For the third quarter, agilon health reported total revenue of $1.45 billion, slightly missing the consensus estimate of $1.47 billion. The company posted a net loss of $118 million, significantly wider than the expected loss of $41.1 million. Adjusted EBITDA loss also came in worse than anticipated at $96 million versus the estimated loss of $20.1 million.
The earnings miss was primarily attributed to several negative factors that impacted the company's financials. These included lower-than-expected 2024 risk adjustment revenue, negative prior year adjustments mainly related to risk adjustment and Part D expenses, and higher current year medical costs.

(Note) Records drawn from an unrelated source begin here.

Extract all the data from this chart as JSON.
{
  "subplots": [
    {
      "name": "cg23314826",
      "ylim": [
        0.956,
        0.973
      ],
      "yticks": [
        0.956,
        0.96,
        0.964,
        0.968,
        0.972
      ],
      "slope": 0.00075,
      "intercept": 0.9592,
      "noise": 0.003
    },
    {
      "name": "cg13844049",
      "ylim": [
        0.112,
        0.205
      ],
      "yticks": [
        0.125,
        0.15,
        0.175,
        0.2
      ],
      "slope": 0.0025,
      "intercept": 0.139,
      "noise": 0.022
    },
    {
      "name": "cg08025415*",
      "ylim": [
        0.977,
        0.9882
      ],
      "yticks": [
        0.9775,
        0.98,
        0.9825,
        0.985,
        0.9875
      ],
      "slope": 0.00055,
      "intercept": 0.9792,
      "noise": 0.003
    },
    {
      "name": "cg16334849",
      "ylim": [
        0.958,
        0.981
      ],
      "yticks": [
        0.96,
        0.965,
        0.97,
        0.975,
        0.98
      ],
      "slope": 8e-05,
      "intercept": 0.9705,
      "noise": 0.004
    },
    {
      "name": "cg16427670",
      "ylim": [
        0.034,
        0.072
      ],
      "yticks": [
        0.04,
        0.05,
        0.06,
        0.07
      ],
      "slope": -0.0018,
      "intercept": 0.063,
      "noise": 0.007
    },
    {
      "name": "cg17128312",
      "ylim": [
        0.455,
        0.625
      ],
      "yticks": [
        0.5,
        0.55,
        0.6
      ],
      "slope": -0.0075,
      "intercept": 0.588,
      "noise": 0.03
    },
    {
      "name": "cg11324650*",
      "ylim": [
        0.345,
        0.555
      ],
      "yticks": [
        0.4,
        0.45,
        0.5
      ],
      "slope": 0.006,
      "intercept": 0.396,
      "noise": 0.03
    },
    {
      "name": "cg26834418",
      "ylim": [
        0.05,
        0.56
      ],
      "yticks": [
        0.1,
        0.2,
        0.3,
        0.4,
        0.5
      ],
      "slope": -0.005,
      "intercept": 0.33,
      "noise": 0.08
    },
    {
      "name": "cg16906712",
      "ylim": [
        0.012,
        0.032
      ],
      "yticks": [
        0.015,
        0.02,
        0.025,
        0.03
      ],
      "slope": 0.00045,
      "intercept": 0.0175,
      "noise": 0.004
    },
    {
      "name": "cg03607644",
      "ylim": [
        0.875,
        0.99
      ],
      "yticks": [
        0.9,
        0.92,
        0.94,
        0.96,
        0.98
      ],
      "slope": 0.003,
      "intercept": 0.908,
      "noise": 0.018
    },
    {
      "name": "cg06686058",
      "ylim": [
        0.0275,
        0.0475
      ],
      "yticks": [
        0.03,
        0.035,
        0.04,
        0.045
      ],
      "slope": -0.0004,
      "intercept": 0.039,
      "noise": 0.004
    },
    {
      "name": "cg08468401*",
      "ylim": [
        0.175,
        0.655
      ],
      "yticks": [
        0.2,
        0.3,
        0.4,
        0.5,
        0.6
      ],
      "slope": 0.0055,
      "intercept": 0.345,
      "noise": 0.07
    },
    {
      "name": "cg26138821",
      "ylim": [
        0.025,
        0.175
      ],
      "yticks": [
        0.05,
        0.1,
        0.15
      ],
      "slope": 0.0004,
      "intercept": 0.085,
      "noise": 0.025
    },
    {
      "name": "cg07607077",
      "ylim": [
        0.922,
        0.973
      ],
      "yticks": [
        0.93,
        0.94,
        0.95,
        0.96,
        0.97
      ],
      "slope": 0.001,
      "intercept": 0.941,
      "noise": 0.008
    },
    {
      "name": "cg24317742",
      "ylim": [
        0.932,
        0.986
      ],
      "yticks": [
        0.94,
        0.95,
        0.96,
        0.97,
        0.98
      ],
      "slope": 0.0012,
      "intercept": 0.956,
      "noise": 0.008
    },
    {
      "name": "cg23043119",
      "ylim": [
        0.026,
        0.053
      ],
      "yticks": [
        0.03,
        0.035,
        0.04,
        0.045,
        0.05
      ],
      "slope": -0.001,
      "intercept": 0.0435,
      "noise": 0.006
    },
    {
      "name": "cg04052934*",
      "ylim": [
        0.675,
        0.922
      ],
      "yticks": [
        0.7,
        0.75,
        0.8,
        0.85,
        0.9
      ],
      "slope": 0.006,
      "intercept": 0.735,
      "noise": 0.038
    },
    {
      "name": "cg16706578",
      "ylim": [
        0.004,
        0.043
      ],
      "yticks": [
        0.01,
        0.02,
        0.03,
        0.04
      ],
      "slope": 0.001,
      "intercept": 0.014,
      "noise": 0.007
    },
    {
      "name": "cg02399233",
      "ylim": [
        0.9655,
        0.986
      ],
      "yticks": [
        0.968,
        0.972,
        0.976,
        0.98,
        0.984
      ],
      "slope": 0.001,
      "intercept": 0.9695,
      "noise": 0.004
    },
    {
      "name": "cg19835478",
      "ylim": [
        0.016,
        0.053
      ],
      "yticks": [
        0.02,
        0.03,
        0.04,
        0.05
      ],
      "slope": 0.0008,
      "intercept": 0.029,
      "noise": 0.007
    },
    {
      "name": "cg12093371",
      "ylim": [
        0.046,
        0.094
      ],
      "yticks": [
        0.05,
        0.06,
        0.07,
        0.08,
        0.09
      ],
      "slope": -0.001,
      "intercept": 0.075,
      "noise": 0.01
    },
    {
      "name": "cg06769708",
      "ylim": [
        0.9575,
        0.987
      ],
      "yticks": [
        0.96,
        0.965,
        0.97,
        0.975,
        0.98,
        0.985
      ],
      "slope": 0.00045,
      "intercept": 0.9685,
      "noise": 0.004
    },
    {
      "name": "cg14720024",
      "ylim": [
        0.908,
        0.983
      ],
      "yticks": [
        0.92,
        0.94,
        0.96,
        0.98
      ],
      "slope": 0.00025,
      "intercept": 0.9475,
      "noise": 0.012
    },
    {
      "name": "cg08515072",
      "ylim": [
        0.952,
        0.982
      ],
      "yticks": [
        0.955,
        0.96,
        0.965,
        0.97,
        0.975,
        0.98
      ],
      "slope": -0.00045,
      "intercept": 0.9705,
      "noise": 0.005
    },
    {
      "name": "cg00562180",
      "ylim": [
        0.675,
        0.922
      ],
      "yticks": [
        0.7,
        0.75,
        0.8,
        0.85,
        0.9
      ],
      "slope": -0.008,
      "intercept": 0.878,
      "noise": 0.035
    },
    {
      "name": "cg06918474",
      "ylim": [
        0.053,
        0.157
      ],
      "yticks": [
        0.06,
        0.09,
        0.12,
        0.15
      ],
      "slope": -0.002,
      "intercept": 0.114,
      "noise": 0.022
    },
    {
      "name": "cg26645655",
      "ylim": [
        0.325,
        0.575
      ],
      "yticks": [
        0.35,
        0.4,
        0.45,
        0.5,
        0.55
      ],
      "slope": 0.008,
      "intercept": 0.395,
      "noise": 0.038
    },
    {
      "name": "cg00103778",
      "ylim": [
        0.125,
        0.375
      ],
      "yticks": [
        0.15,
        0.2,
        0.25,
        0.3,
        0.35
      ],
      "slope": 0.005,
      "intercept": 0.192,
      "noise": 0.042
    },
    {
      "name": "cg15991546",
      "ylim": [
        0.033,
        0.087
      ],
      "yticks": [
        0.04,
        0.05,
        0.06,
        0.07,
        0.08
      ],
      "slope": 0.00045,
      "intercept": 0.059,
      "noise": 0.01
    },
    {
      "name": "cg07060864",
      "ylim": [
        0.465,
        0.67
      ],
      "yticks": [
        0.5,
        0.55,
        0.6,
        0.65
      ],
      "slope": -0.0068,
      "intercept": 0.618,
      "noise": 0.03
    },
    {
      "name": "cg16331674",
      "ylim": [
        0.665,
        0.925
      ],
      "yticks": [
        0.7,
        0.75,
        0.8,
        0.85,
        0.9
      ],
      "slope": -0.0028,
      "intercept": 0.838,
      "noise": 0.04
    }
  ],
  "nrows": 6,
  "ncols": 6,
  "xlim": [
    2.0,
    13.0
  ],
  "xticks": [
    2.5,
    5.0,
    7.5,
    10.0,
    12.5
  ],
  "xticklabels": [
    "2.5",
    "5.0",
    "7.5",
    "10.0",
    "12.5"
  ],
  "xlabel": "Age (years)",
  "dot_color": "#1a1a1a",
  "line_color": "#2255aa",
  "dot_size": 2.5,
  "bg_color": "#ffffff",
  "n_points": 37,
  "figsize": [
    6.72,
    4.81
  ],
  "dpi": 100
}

According to agilon health, its third quarter results were "negatively impacted as a result of additional information received from payors in the third quarter."
Looking ahead, the company cut its full-year 2024 outlook, guiding for medical margin in the range of $210 million to $240 million, down significantly from the previous estimate of $400 million to $450 million. Adjusted EBITDA loss is now expected to be between $155 million and $135 million, wider than the prior guidance range of $60 million to $15 million loss.